KGK 1863 Dosa ringan memperlemah kebajikan ilahi, kasih; di dalamnya tampak satu
kecondongan yang tidak teratur kepada barang-barang ciptaan; ia menghalang-halangi bahwa jiwa
mengalami kemajuan dalam pelaksanaan kebajikan dan dalam kegiatan kebaikan moral; ia
mengakibatkan siksa-siksa sementara. Kalau dosa ringan dilakukan dengan sadar dan tidak
disesalkan, ia dapat mempersiapkan kita secara perlahan-lahan untuk melakukan dosa berat. Tetapi
dosa ringan tidak menjadikan kita lawan terhadap kehendak dan persahabatan Allah; ia tidak
memutuskan perjanjian dengan Allah. Dengan rahmat Allah, ia dapat diperbaiki lagi secara
manusiawi.

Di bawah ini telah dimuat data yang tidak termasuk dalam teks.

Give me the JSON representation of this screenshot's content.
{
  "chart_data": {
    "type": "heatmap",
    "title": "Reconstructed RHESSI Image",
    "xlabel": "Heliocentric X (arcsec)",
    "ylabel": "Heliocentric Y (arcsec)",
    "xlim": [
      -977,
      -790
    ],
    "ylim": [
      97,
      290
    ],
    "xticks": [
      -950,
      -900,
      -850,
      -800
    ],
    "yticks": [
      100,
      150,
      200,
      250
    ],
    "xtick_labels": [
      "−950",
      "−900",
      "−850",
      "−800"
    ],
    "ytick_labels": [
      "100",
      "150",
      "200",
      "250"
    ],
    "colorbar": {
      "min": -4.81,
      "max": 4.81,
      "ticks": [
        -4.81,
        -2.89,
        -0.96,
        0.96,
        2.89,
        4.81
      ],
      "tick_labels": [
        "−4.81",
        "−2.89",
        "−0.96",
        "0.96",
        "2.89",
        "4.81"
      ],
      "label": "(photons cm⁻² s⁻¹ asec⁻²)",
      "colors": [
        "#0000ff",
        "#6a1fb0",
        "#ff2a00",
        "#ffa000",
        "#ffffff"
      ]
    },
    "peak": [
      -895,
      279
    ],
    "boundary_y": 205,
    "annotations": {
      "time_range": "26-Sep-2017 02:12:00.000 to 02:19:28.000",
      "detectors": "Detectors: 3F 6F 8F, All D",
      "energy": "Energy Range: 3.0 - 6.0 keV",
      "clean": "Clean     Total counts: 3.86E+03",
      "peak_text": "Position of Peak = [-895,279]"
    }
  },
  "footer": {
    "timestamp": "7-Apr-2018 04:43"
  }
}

Ia tidak “mencabut rahmat yang menguduskan dan mengilahikan, yakni kasih serta
kebahagiaan abadi” (RP 17).

“Selama manusia berziarah di dalam daging, ia paling sedikit tidak dapat hidup tanpa dosa ringan.
Tetapi jangan menganggap bahwa dosa yang kita namakan dosa ringan itu, tidak membahayakan.
Kalau engkau menganggapnya sebagai tidak membahayakan, kalau menimbangnya, hendaknya
engkau gemetar, kalau engkau menghitungnya. Banyak hal kecil membuat satu timbunan besar;
banyak tetesan air memenuhi sebuah sungai; banyak biji membentuk satu tumpukan. Jadi,harapan
apa yang kita miliki? Di atas segala-galanya, pengakuan” (Agustinus, ep.Jo.1,6).